I have mixed feelings about how Asimov's is going, these days. They often tend to buy serialized short stories, and I've been happy with that when I liked the author. (Oh how I wish Kage Baker were still alive! They published all her cyborg stories, and I loved seeing those characters return, Joseph and Louis especially. In one story I swear they almost seem to be spoofing Good Omens style, with Joseph as Crowley and Louis as the sort of kyewt-boi Aziraphale in the style of sixteen-year-old fangirls. Amusing possibly only to me and other fanfic readers! But I digress...) But lately they've hooked into a lot of serieses from particular authors who's styles are very flat on the characterization. I apparently need be able to relate to someone in a story, go figure. So when there's a high percentage of those all appearing in the same issue it gets kind of dull for me. I have to admit, when those "Terminus" stories appear (they are always in pairs) I generally skim through them very quickly. I mean, it makes sense, that they feel like sitting in an airport terminal, because these are the back stories for a bunch of characters waiting in a spaceport terminal, but... I avoid talking to people on planes, too.

It gets particularly frustrating, though, when you see something almost make a mark and then fall short by really just not trying. There were some weird omissions in "The Wandering Warriors" by Rick Wilber and Alan Smale, for instance. It was all pretty self-indulgent: A baseball team from the late 1940s goes back to ancient Rome, summoned by a spell or prayer of an empress (hand-wavy bullshit) and plays ball in the Colosseum. But what really got me was when, near the end of the story, we hear that the team has actually been touring towns around Rome, whereas up until that point it had appeared that they'd been kept in the one training building in the city. It's so patchy and obvious that they didn't even try to make the story flow. I can't EVEN. Sheesh, if you don't want to take the effort to think about it yourself, post it for a few million fans to read over and pay attention to their comments before you publish. AO3 works great for this, guys. Especially as they're clearly writing fanfic for the series that the main character viewpoint is from, the baseball player/spy that Asimov's has published a bunch of (similarly emotionally flat) stories about. Frankly, if they'd shoved him into a background position or eliminated him entirely and focused on the other main viewpoint character, Quentin, I'd have been happier. Quentin is one of the two black players on the team, and they have to pretend they are from Cuba, when they are touring the US, and still can't get served in a lot of restaurants in the '40s. The authors took the time to point out that the ancient Romans seem way less racist, but don't actually find a way to work this in so that anything happens with it in the story. There was this kernel of possibility there, if they'd only taken time to explain things more (random god nobody's ever heard of moves them back in time in response to prayer and then it all doesn't work anyway? What??) and develop some character and emotional depth.

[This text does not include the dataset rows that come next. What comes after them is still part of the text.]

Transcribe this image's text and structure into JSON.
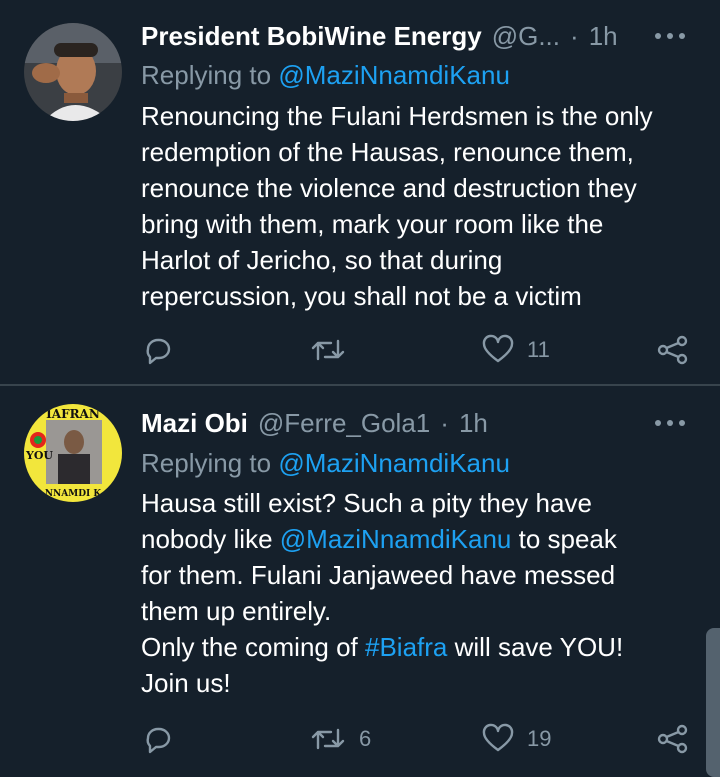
{
  "tweets": [
    {
      "name": "President BobiWine Energy",
      "handle": "@G...",
      "dot": "·",
      "time": "1h",
      "reply_prefix": "Replying to",
      "reply_to": "@MaziNnamdiKanu",
      "text_lines": [
        "Renouncing the Fulani Herdsmen is the only",
        "redemption of the Hausas, renounce them,",
        "renounce the violence and destruction they",
        "bring with them, mark your room like the",
        "Harlot of Jericho, so that during",
        "repercussion, you shall not be a victim"
      ],
      "retweets": "",
      "likes": "11"
    },
    {
      "name": "Mazi Obi",
      "handle": "@Ferre_Gola1",
      "dot": "·",
      "time": "1h",
      "reply_prefix": "Replying to",
      "reply_to": "@MaziNnamdiKanu",
      "text": {
        "l1": "Hausa still exist? Such a pity they have",
        "l2a": "nobody like ",
        "l2_mention": "@MaziNnamdiKanu",
        "l2b": " to speak",
        "l3": "for them. Fulani Janjaweed have messed",
        "l4": "them up entirely.",
        "l5a": "Only the coming of ",
        "l5_hashtag": "#Biafra",
        "l5b": " will save YOU!",
        "l6": "Join us!"
      },
      "avatar_text": {
        "top": "IAFRAN",
        "left": "YOU",
        "bottom": "NNAMDI K"
      },
      "retweets": "6",
      "likes": "19"
    }
  ],
  "colors": {
    "background": "#15202b",
    "secondary": "#8899a6",
    "link": "#1da1f2",
    "divider": "#38444d"
  },
  "icons": [
    "reply-icon",
    "retweet-icon",
    "like-icon",
    "share-icon",
    "more-icon"
  ]
}
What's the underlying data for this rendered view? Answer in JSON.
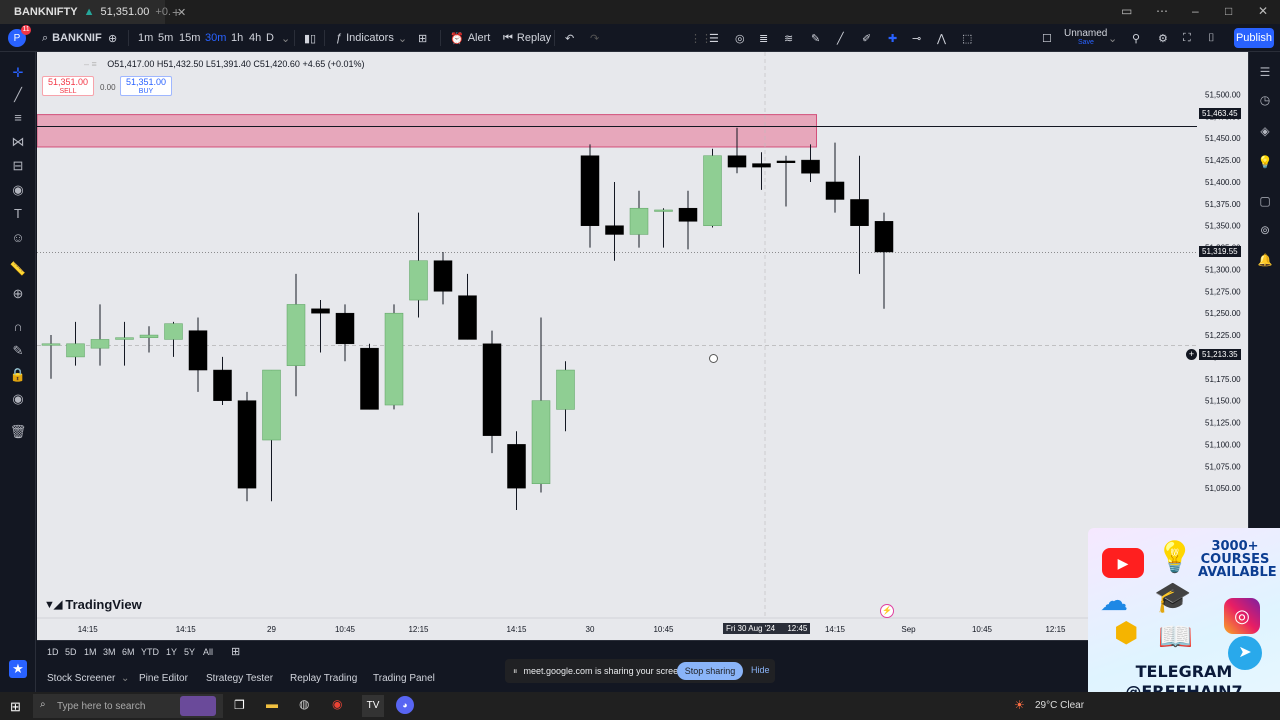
{
  "browser": {
    "tab_title": "BANKNIFTY",
    "tab_price": "51,351.00",
    "tab_change": "+0."
  },
  "toolbar": {
    "avatar_letter": "P",
    "avatar_badge": "11",
    "symbol": "BANKNIF",
    "intervals": [
      "1m",
      "5m",
      "15m",
      "30m",
      "1h",
      "4h",
      "D"
    ],
    "active_interval": "30m",
    "indicators_label": "Indicators",
    "alert_label": "Alert",
    "replay_label": "Replay",
    "layout_name": "Unnamed",
    "layout_sub": "Save",
    "publish_label": "Publish"
  },
  "legend": {
    "ohlc": "O51,417.00  H51,432.50  L51,391.40  C51,420.60  +4.65 (+0.01%)",
    "sell_price": "51,351.00",
    "sell_label": "SELL",
    "spread": "0.00",
    "buy_price": "51,351.00",
    "buy_label": "BUY"
  },
  "price_tags": {
    "zone_line": "51,463.45",
    "last_price": "51,319.55",
    "crosshair": "51,213.35"
  },
  "branding": {
    "logo_text": "TradingView"
  },
  "crosshair_date": "Fri 30 Aug '24",
  "crosshair_time": "12:45",
  "chart_data": {
    "type": "candlestick",
    "y_ticks": [
      "51,500.00",
      "51,475.00",
      "51,450.00",
      "51,425.00",
      "51,400.00",
      "51,375.00",
      "51,350.00",
      "51,325.00",
      "51,300.00",
      "51,275.00",
      "51,250.00",
      "51,225.00",
      "51,200.00",
      "51,175.00",
      "51,150.00",
      "51,125.00",
      "51,100.00",
      "51,075.00",
      "51,050.00"
    ],
    "ylim": [
      51025,
      51520
    ],
    "x_ticks": [
      {
        "label": "14:15",
        "i": 1.5
      },
      {
        "label": "14:15",
        "i": 5.5
      },
      {
        "label": "29",
        "i": 9
      },
      {
        "label": "10:45",
        "i": 12
      },
      {
        "label": "12:15",
        "i": 15
      },
      {
        "label": "14:15",
        "i": 19
      },
      {
        "label": "30",
        "i": 22
      },
      {
        "label": "10:45",
        "i": 25
      },
      {
        "label": "14:15",
        "i": 32
      },
      {
        "label": "Sep",
        "i": 35
      },
      {
        "label": "10:45",
        "i": 38
      },
      {
        "label": "12:15",
        "i": 41
      }
    ],
    "supply_zone": {
      "top": 51477,
      "bottom": 51440,
      "to_index": 31
    },
    "zone_line_value": 51463.45,
    "last_price_value": 51319.55,
    "crosshair_value": 51213.35,
    "candles": [
      {
        "o": 51215,
        "h": 51225,
        "l": 51175,
        "c": 51215
      },
      {
        "o": 51200,
        "h": 51240,
        "l": 51190,
        "c": 51215
      },
      {
        "o": 51210,
        "h": 51260,
        "l": 51190,
        "c": 51220
      },
      {
        "o": 51220,
        "h": 51240,
        "l": 51190,
        "c": 51222
      },
      {
        "o": 51222,
        "h": 51235,
        "l": 51205,
        "c": 51225
      },
      {
        "o": 51220,
        "h": 51240,
        "l": 51200,
        "c": 51238
      },
      {
        "o": 51230,
        "h": 51245,
        "l": 51160,
        "c": 51185
      },
      {
        "o": 51185,
        "h": 51200,
        "l": 51145,
        "c": 51150
      },
      {
        "o": 51150,
        "h": 51160,
        "l": 51035,
        "c": 51050
      },
      {
        "o": 51105,
        "h": 51185,
        "l": 51035,
        "c": 51185
      },
      {
        "o": 51190,
        "h": 51295,
        "l": 51155,
        "c": 51260
      },
      {
        "o": 51255,
        "h": 51265,
        "l": 51205,
        "c": 51250
      },
      {
        "o": 51250,
        "h": 51260,
        "l": 51195,
        "c": 51215
      },
      {
        "o": 51210,
        "h": 51215,
        "l": 51140,
        "c": 51140
      },
      {
        "o": 51145,
        "h": 51260,
        "l": 51140,
        "c": 51250
      },
      {
        "o": 51265,
        "h": 51365,
        "l": 51245,
        "c": 51310
      },
      {
        "o": 51310,
        "h": 51320,
        "l": 51260,
        "c": 51275
      },
      {
        "o": 51270,
        "h": 51295,
        "l": 51220,
        "c": 51220
      },
      {
        "o": 51215,
        "h": 51230,
        "l": 51090,
        "c": 51110
      },
      {
        "o": 51100,
        "h": 51115,
        "l": 51025,
        "c": 51050
      },
      {
        "o": 51055,
        "h": 51245,
        "l": 51045,
        "c": 51150
      },
      {
        "o": 51140,
        "h": 51195,
        "l": 51115,
        "c": 51185
      },
      {
        "o": 51430,
        "h": 51443,
        "l": 51325,
        "c": 51350
      },
      {
        "o": 51350,
        "h": 51400,
        "l": 51310,
        "c": 51340
      },
      {
        "o": 51340,
        "h": 51390,
        "l": 51325,
        "c": 51370
      },
      {
        "o": 51368,
        "h": 51370,
        "l": 51325,
        "c": 51368
      },
      {
        "o": 51370,
        "h": 51390,
        "l": 51323,
        "c": 51355
      },
      {
        "o": 51350,
        "h": 51438,
        "l": 51348,
        "c": 51430
      },
      {
        "o": 51430,
        "h": 51462,
        "l": 51410,
        "c": 51417
      },
      {
        "o": 51421,
        "h": 51434,
        "l": 51391,
        "c": 51417
      },
      {
        "o": 51424,
        "h": 51430,
        "l": 51372,
        "c": 51422
      },
      {
        "o": 51425,
        "h": 51443,
        "l": 51400,
        "c": 51410
      },
      {
        "o": 51400,
        "h": 51445,
        "l": 51365,
        "c": 51380
      },
      {
        "o": 51380,
        "h": 51430,
        "l": 51295,
        "c": 51350
      },
      {
        "o": 51355,
        "h": 51365,
        "l": 51255,
        "c": 51320
      }
    ]
  },
  "range_bar": [
    "1D",
    "5D",
    "1M",
    "3M",
    "6M",
    "YTD",
    "1Y",
    "5Y",
    "All"
  ],
  "bottom_tabs": [
    "Stock Screener",
    "Pine Editor",
    "Strategy Tester",
    "Replay Trading",
    "Trading Panel"
  ],
  "share_notice": {
    "text": "meet.google.com is sharing your screen.",
    "stop_label": "Stop sharing",
    "hide_label": "Hide"
  },
  "taskbar": {
    "search_placeholder": "Type here to search",
    "weather": "29°C  Clear"
  },
  "promo": {
    "headline": "3000+ COURSES AVAILABLE",
    "telegram": "TELEGRAM",
    "handle": "@FREEHAIN7"
  },
  "colors": {
    "bull_body": "#8fce93",
    "bear_body": "#000000",
    "zone_fill": "#e8a0b6",
    "zone_stroke": "#d0406e",
    "chart_bg": "#e7e8ec",
    "accent": "#2962ff"
  }
}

However, and in some balance to that, I just finished reading the book review and was kind of interested in how the reviewer (Norman Spinrad), instead of coming out and saying he hated this or liked that, instead wrote an essay in which he mentioned all three books he had to read, but the essay was really about the evolution of time travel and alternate reality/alternate history stories, beginning with Mark Twain's "A Connecticut Yankee In King Arthur's Court" and touching on "The Man In The High Castle" by Philip K. Dick. The books he had to read were "Tropic of Kansas" (Christopher Brown), "The Genius Plague" (David Walton) and "The Berlin Project" (Gregory Benford), and by the end he made me want to read "The Berlin Project" and avoid "Tropic of Kansas" at all costs, without ever actually saying anything bad about Brown. So, yes, Norman Spinrad, everybody. (And because I am me, here's my crit on his crit: I do notice that he repeated himself - yes, I am ADD, I got it the first time, move on - and also that he used the same word - "chez" - many times. He does read in French, so I should not presume to criticize the context in which he uses it, but I thought the French phrase we usually use in English to mean 'in the style of' was 'a la'. All in all, though, not much crit on an essay that enthralled me.)